Vous aussi, vous pouvez ajouter votre commentaire !

avatar craps languidic -

http://newsoftomorrow.org/index.php/squelettes/IMG/jpg/spip.php?article7656&debut_articles_rubrique=75

L'hiver « climatologique » (décembre-janvier-février) 2009-2010 a été froid, fréquemment neigeux et globalement peu ensoleillé.

Avec une température moyenne sur la France située 1,2 °C sous la normale* saisonnière, l'hiver 2009-2010 se positionne parmi les hivers froids.

http://actualite.lachainemeteo.com/actualite/meteo/bilan-climatique-de-mars-2010------..._6297_2010-04-01.php

Mars 2010 aura été caractérisé par un temps froid et sec en début de mois avec tout de même un épisode neigeux remarquable sur le Languedoc-Roussillon puis le nord de la Corse.
Ce mois de mars 2010 s'écarte peu de la normale 1970-2000 avec un léger déficit thermique à l'échelle de la France (-0,4°C).

J'en déduis que si réchauffement climatique il y a, il est loin d'être homogène et régulier !

avatar Jacques -

craps languidic @

Vos sources me laissent pantois.... A part ça, il y a réchauffement et il est sujet à des variations.

avatar Hdrass Bourges -

Oui, le changement climatique est avant tout un dérèglement du système climatique planétaire, avec une amplification des épisodes extrêmes.

Pour le mois de mars, on voit sur la planisphère ci-dessus que la France est en bleu, donc en anomalie négative, alors que le rouge est largement dominant, surtout en Amérique du Nord, Groënland, Afrique, Moyen Orient, Amérique du Sud.

Cela ne veut pas dire que l'été prochain ne va pas être caniculaire en France, pour rappel en 2003, l'hiver avait été assez froid, avec des températures inférieures à -10° au mois de janvier dans ma région.

Il ne faut pas oublier non plus que ce sont les températures nocturnes qui se réchauffent le plus, donc qu'on ne constate pas puisque l'on dort, d'où la nécessité d'avoir des dispositifs de mesures continues.

avatar khaled, Tunisie -

je crois que la hausse de température au cours du mois de mars est inquiétant et on peut en déduire que les prévisions restent approximatives et ne pourraient guère atteindre un seuil rassurant. Je veux savoir si l'Homme est impliqué dans cette affaire , c-à-dire, est-il responsable de ce qui se passe ou ce ne sont que des variations climatiques dont il n'a aucune responsabilité. Peut-être j'essaie de l'innocenter tout en sachant q'il en est tout à fait coupable, dommage!

avatar Pierre Camara -

Phénomène rare a Dakar il y fait un peu frais le soir plus frais qu a la normale ce mois d avril.Habituellement c était la fin totale de la période froide.

avatar Hdrass Bourges -

@ khaled, Tunisie
"""Je veux savoir si l'Homme est impliqué dans cette affaire , c-à-dire, est-il responsable de ce qui se passe ou ce ne sont que des variations climatiques dont il n'a aucune responsabilité."""

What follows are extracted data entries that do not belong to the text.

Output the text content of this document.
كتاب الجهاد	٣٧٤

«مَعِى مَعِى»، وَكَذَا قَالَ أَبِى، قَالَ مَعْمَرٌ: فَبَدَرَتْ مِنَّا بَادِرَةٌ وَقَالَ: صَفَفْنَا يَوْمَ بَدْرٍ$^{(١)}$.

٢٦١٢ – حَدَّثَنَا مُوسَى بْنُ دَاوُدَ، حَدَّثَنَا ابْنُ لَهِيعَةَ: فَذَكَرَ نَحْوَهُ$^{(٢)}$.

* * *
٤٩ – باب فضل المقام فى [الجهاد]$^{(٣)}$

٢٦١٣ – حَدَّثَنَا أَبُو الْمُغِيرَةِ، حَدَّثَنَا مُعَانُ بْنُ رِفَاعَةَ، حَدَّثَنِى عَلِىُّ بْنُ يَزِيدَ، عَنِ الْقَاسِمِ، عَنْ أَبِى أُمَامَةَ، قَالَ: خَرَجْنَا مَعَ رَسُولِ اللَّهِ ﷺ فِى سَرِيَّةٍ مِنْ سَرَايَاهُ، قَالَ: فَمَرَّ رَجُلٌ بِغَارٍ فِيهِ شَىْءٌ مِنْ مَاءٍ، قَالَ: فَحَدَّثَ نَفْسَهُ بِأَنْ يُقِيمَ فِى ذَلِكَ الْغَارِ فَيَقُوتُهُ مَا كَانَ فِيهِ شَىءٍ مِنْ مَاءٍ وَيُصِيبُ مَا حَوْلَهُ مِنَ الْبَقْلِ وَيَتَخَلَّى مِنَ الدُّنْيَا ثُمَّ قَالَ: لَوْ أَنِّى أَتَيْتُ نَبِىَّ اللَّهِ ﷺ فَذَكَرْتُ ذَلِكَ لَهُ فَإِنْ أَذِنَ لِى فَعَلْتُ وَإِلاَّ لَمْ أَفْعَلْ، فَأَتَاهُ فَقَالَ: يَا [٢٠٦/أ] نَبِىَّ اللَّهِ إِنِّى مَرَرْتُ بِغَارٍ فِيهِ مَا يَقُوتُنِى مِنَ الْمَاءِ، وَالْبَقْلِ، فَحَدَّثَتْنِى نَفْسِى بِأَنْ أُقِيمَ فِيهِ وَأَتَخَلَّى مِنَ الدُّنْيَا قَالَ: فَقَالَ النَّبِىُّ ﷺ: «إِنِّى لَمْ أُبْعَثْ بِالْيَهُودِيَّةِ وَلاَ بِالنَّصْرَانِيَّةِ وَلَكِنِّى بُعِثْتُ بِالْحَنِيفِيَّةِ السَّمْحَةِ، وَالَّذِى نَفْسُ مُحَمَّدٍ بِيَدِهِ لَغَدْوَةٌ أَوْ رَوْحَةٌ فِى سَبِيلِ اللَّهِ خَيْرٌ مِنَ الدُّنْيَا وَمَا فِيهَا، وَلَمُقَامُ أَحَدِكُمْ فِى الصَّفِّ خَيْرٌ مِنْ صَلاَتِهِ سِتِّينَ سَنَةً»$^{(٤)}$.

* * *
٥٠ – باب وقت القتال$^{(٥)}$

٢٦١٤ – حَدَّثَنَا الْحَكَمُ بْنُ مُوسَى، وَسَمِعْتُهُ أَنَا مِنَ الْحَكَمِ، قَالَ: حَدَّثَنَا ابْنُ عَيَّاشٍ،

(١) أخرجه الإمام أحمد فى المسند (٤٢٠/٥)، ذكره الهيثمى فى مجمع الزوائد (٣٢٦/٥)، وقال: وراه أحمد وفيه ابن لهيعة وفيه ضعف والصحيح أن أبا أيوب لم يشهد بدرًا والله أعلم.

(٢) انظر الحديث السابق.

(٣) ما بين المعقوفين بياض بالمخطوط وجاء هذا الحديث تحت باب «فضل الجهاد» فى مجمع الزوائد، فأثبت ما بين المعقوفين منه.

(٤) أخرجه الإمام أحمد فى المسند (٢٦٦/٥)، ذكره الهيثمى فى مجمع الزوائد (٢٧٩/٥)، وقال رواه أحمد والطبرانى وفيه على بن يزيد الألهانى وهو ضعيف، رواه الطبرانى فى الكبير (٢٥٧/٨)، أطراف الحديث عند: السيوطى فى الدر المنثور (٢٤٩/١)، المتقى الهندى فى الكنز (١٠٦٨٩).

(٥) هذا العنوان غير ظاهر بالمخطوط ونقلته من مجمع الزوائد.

Voici une réponse à cette adresse :
http://priorite-au-climat.over-blog.net/article-11731117.html

et un extrait pertinent :

""La question de l'origine de ce réchauffement a été fortement débattue : est-il imputable à l'homme via le CO2 ou est-il la conséquence de phénomènes naturels ?. Les modèles d'évolution du climat développés par les scientifiques prennent en compte tant les effets naturels (activité solaire, volcans, orbite terrestre) que les effets liés à l'homme. Ils reproduisent très bien l'augmentation de température observée depuis le début de l'ère industrielle : le début de la période est dominée par les effets naturels, la partie la plus récente (depuis 1970) est dominée par l'effet de serre ajouté. Une preuve éclatante de la crédibilité des modèles : le réchauffement observé depuis 15 ans est celui qu'ils avaient prédit il y a 15 ans, comme le montre le rapport 2007 du GIEC. Il ne fait donc plus de doute que l'essentiel du réchauffement est dû aux gaz à effet de serre émis par l'homme.

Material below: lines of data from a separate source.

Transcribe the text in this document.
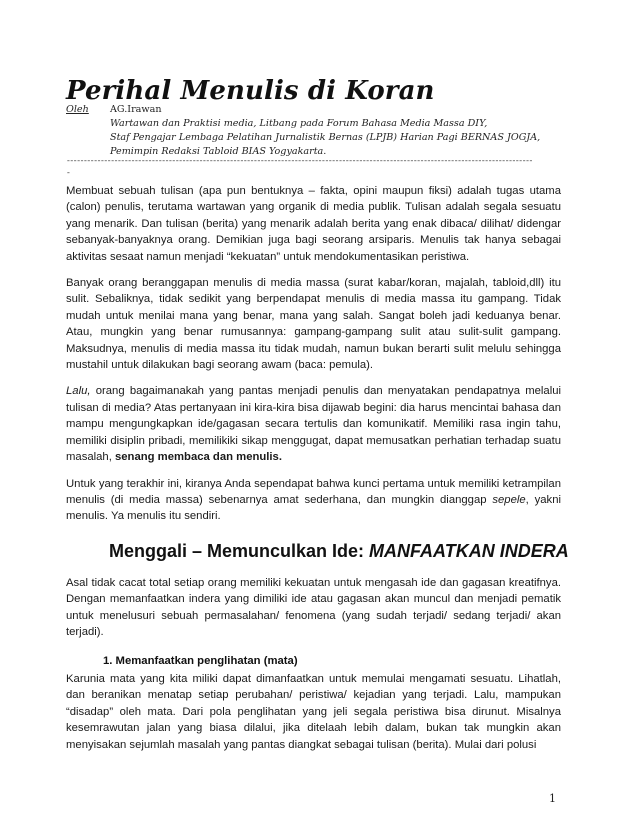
Perihal Menulis di Koran
Oleh AG.Irawan
Wartawan dan Praktisi media, Litbang pada Forum Bahasa Media Massa DIY,
Staf Pengajar Lembaga Pelatihan Jurnalistik Bernas (LPJB) Harian Pagi BERNAS JOGJA,
Pemimpin Redaksi Tabloid BIAS Yogyakarta.
-----------------------------------------------------------------------------------------------------------------------------------------
-

Membuat sebuah tulisan (apa pun bentuknya – fakta, opini maupun fiksi) adalah tugas utama (calon) penulis, terutama wartawan yang organik di media publik. Tulisan adalah segala sesuatu yang menarik. Dan tulisan (berita) yang menarik adalah berita yang enak dibaca/ dilihat/ didengar sebanyak-banyaknya orang. Demikian juga bagi seorang arsiparis. Menulis tak hanya sebagai aktivitas sesaat namun menjadi “kekuatan” untuk mendokumentasikan peristiwa.

Banyak orang beranggapan menulis di media massa (surat kabar/koran, majalah, tabloid,dll) itu sulit. Sebaliknya, tidak sedikit yang berpendapat menulis di media massa itu gampang. Tidak mudah untuk menilai mana yang benar, mana yang salah. Sangat boleh jadi keduanya benar. Atau, mungkin yang benar rumusannya: gampang-gampang sulit atau sulit-sulit gampang. Maksudnya, menulis di media massa itu tidak mudah, namun bukan berarti sulit melulu sehingga mustahil untuk dilakukan bagi seorang awam (baca: pemula).

Lalu, orang bagaimanakah yang pantas menjadi penulis dan menyatakan pendapatnya melalui tulisan di media? Atas pertanyaan ini kira-kira bisa dijawab begini: dia harus mencintai bahasa dan mampu mengungkapkan ide/gagasan secara tertulis dan komunikatif. Memiliki rasa ingin tahu, memiliki disiplin pribadi, memilikiki sikap menggugat, dapat memusatkan perhatian terhadap suatu masalah, senang membaca dan menulis.

Untuk yang terakhir ini, kiranya Anda sependapat bahwa kunci pertama untuk memiliki ketrampilan menulis (di media massa) sebenarnya amat sederhana, dan mungkin dianggap sepele, yakni menulis. Ya menulis itu sendiri.

Menggali – Memunculkan Ide: MANFAATKAN INDERA

Asal tidak cacat total setiap orang memiliki kekuatan untuk mengasah ide dan gagasan kreatifnya. Dengan memanfaatkan indera yang dimiliki ide atau gagasan akan muncul dan menjadi pematik untuk menelusuri sebuah permasalahan/ fenomena (yang sudah terjadi/ sedang terjadi/ akan terjadi).

1. Memanfaatkan penglihatan (mata)

Karunia mata yang kita miliki dapat dimanfaatkan untuk memulai mengamati sesuatu. Lihatlah, dan beranikan menatap setiap perubahan/ peristiwa/ kejadian yang terjadi. Lalu, mampukan “disadap” oleh mata. Dari pola penglihatan yang jeli segala peristiwa bisa dirunut. Misalnya kesemrawutan jalan yang biasa dilalui, jika ditelaah lebih dalam, bukan tak mungkin akan menyisakan sejumlah masalah yang pantas diangkat sebagai tulisan (berita). Mulai dari polusi

1
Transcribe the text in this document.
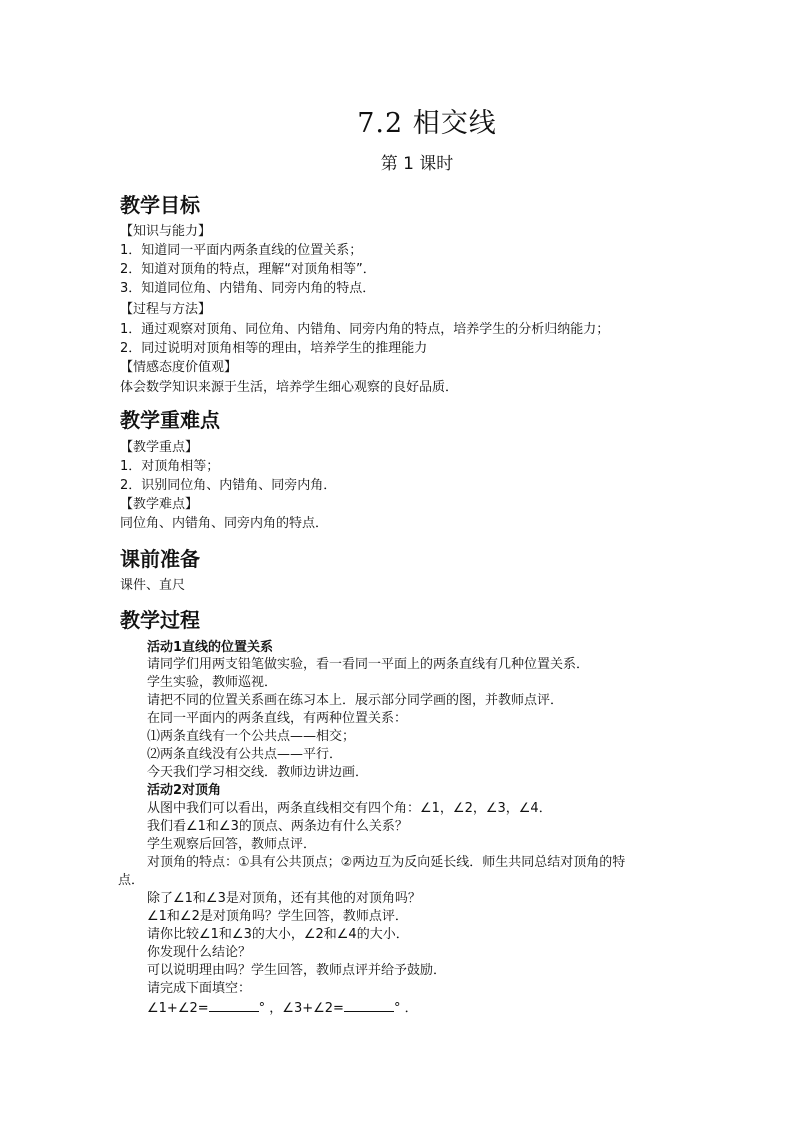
7.2 相交线
第 1 课时
教学目标
【知识与能力】
1．知道同一平面内两条直线的位置关系；
2．知道对顶角的特点，理解“对顶角相等”．
3．知道同位角、内错角、同旁内角的特点．
【过程与方法】
1．通过观察对顶角、同位角、内错角、同旁内角的特点，培养学生的分析归纳能力；
2．同过说明对顶角相等的理由，培养学生的推理能力
【情感态度价值观】
体会数学知识来源于生活，培养学生细心观察的良好品质．
教学重难点
【教学重点】
1．对顶角相等；
2．识别同位角、内错角、同旁内角．
【教学难点】
同位角、内错角、同旁内角的特点．
课前准备
课件、直尺
教学过程
活动1直线的位置关系
请同学们用两支铅笔做实验，看一看同一平面上的两条直线有几种位置关系．
学生实验，教师巡视．
请把不同的位置关系画在练习本上．展示部分同学画的图，并教师点评．
在同一平面内的两条直线，有两种位置关系：
⑴两条直线有一个公共点——相交；
⑵两条直线没有公共点——平行．
今天我们学习相交线．教师边讲边画．
活动2对顶角
从图中我们可以看出，两条直线相交有四个角：∠1，∠2，∠3，∠4．
我们看∠1和∠3的顶点、两条边有什么关系？
学生观察后回答，教师点评．
对顶角的特点：①具有公共顶点；②两边互为反向延长线．师生共同总结对顶角的特
点．
除了∠1和∠3是对顶角，还有其他的对顶角吗？
∠1和∠2是对顶角吗？学生回答，教师点评．
请你比较∠1和∠3的大小，∠2和∠4的大小．
你发现什么结论？
可以说明理由吗？学生回答，教师点评并给予鼓励．
请完成下面填空：
∠1+∠2=	° ，∠3+∠2=	° ．
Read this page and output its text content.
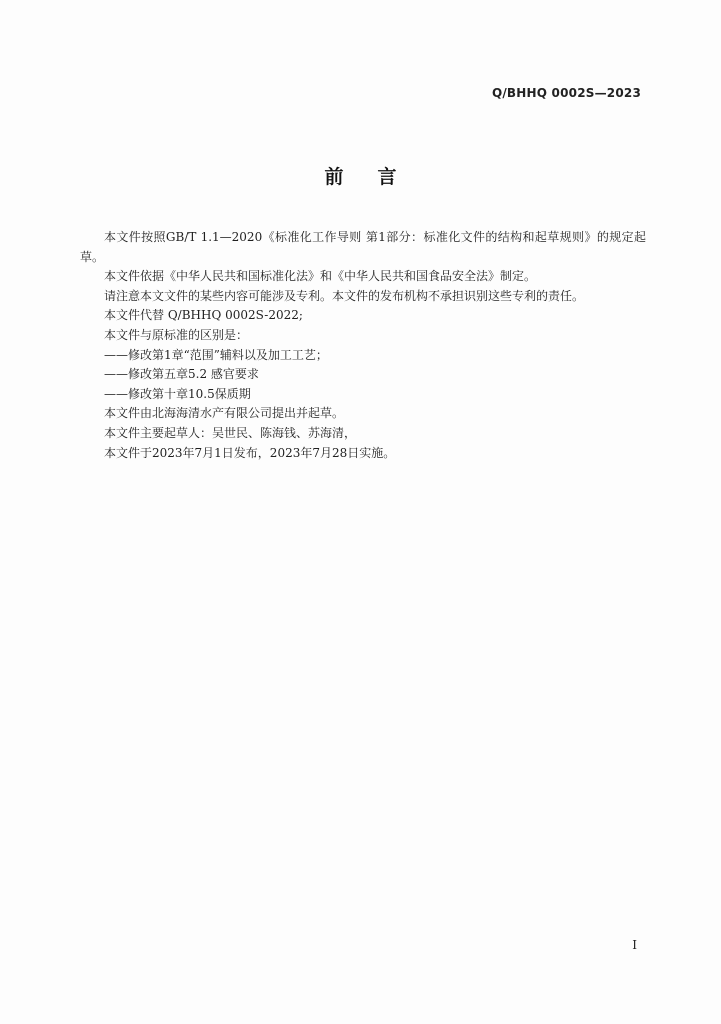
Q/BHHQ 0002S—2023
前言

本文件按照GB/T 1.1—2020《标准化工作导则 第1部分：标准化文件的结构和起草规则》的规定起草。

本文件依据《中华人民共和国标准化法》和《中华人民共和国食品安全法》制定。

请注意本文文件的某些内容可能涉及专利。本文件的发布机构不承担识别这些专利的责任。

本文件代替 Q/BHHQ 0002S-2022;

本文件与原标准的区别是：

——修改第1章“范围”辅料以及加工工艺；

——修改第五章5.2 感官要求

——修改第十章10.5保质期

本文件由北海海清水产有限公司提出并起草。

本文件主要起草人：吴世民、陈海钱、苏海清，

本文件于2023年7月1日发布，2023年7月28日实施。

I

Une fois dans l'atmosphère, le CO2, principal responsable de l'augmentation de l'effet de serre, est partiellement éliminé par capture par la végétation ou par dissolution dans l'océan. Actuellement, environ la moitié des 7,5 milliards de tonnes de carbone injectés chaque année dans l'atmosphère sont re-capturés par les océans et la végétation. C'est donc quelques 4 milliards de tonnes qui s'accumulent annuellement dans l'atmosphère. Le CO2 va y séjourner très longtemps, jusqu'à ce qu'un processus de capture l'en élimine petit à petit. Cela signifie que son effet de serre accru va durer plusieurs siècles ; la terre continuerait à se réchauffer, même si on arrêtait dès aujourd'hui toute émission. Les phénomènes de capture du CO2 dépendent du climat : un climat plus chaud risque de réduire cette absorption comme on l'a observé en Europe lors de la canicule de 2003, année où nos forêts n'ont pratiquement rien absorbé ; et la solubilité dans l'océan décroît quand la température augmente.""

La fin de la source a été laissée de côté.